C’est en ça que le roman de Reinhard Kleist est intéressant. Plus que de nous narrer l’histoire d’une vie, il s’attache à cette évolution artistique (et surtout humaine). Kleist n’est pas biographe, mais plutôt conteur. Cave explique même sur la quatrième de couverture que certains faits énoncés ici ne sont que pure fiction. Mais qu’importe, c’est bien comme ça que naissent les légendes, en “brodant” à partir de faits réels. Mais n’allez pas croire pour autant que le chanteur est glorifié ici. Plutôt que celle d’une icône, c’est plutôt l’histoire d’un homme en quête de spiritualité.
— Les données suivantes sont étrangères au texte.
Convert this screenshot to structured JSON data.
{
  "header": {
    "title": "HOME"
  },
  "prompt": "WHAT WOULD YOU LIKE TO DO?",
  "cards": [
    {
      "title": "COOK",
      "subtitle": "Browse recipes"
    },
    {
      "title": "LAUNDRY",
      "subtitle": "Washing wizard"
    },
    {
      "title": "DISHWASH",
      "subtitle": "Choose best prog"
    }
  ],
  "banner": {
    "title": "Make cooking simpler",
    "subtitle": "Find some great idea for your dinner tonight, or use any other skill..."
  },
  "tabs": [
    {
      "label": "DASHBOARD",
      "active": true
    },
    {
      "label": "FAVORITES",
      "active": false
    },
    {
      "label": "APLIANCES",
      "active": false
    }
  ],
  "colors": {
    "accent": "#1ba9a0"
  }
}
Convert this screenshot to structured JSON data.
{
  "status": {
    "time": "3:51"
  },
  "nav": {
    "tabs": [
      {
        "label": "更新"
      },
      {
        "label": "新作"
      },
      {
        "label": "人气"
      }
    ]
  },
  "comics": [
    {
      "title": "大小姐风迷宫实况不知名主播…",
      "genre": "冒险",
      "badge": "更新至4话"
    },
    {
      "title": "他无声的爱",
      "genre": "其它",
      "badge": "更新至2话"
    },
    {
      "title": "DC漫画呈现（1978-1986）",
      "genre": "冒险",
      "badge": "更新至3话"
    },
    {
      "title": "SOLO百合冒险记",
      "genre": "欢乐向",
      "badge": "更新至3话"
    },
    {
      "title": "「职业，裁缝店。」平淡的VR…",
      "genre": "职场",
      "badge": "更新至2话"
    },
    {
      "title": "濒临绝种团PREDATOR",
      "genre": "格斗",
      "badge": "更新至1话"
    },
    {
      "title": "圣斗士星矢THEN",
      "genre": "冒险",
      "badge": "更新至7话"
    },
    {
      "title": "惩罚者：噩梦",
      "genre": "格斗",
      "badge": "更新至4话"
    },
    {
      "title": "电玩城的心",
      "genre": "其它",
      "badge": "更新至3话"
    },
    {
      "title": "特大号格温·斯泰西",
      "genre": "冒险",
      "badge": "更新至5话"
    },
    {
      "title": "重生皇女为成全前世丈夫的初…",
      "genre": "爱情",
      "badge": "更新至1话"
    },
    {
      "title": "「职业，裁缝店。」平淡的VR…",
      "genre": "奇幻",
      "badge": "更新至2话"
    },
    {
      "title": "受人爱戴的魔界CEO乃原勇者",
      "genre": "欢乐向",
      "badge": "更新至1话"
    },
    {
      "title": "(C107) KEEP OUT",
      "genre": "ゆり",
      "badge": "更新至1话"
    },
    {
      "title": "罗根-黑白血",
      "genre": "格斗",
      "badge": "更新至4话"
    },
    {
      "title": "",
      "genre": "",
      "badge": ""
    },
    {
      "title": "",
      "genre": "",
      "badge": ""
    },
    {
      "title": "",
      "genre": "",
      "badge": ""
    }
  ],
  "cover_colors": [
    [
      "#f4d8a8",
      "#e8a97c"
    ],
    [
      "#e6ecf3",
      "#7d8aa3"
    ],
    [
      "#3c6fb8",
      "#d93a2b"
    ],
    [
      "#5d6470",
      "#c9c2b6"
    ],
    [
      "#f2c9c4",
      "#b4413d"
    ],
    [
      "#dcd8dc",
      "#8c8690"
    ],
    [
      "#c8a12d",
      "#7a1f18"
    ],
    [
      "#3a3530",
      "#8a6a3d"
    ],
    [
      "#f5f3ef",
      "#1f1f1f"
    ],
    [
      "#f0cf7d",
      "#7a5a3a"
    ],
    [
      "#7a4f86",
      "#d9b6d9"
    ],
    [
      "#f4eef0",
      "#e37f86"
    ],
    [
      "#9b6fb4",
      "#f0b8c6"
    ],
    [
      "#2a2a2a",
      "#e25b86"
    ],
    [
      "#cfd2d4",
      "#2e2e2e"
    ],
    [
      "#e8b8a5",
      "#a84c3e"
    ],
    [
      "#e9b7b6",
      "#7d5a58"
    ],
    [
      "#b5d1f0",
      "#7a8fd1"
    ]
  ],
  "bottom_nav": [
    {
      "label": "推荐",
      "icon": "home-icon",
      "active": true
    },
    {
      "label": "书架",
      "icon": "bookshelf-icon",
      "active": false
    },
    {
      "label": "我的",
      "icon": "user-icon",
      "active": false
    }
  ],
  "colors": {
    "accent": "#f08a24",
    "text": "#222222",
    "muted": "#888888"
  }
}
Cela m’amène à la deuxième originalité de cet album, son découpage. Pour renforcer cette idée d’éveil artistique, Reinhard Kleist a préféré au classique ordre chronologique des évènements quelque chose de plus audacieux. L’auteur, comme dans le désormais célèbre “Pulp Fiction” de Quentin Tarantino, se concentre dans chaque chapitre sur un personnage ou événement marquant de la vie du chanteur. Dans cette optique le scénariste n’hésite pas à réutiliser à la case près, les mêmes planches que dans le chapitre précédent. Un procédé qui permet de donner une impression de direct, comme si quelqu’un nous racontait l’histoire en se rappelant de détails au fur et à mesure qu’il progresse dans son récit. Prenons, par exemple, le personnage d’Anita Lane. Si dans les premières pages, son idylle avec le chanteur paraît quasi anecdotique, nous nous apercevons dans le chapitre qui lui est consacré que c’est elle qui a révélé Cave à lui-même.
Vient ensuite l’idée la plus brillante du scénariste, celle de mêler les chansons des artistes au récit de leur vie. Une intégration qui, à mon sens, est beaucoup plus réussie ici que dans la biographie de Johnny Cash (que j’ai lue cet été). En effet, là où les textes de l’artiste arrivent un peu comme un cheveu sur la soupe pour la star de la country, ici ils font partie intégrante de l’histoire, renforçant l’idée que la poésie est indissociable de la vie de Cave.
Ces envolées oniriques sont portées par le dessin de Reinhard Kleist qui mêle à la perfection traits réalistes et situations étranges. Le dessinateur croque « la tronche » de Nick Cave avec une précision étonnante. il s’amuse avec le chanteur le rajeunissant ou au contraire le vieillissant, il le déguise et le transforme même en cafard, le tout avec une aisance qui inspire le respect.
« Nick Cave – Mercy on me » est une œuvre unique, tout comme son héros d’ailleurs. Plus qu’une biographie, c’est une ode à l’inspiration et à ceux qui la servent. À lire absolument.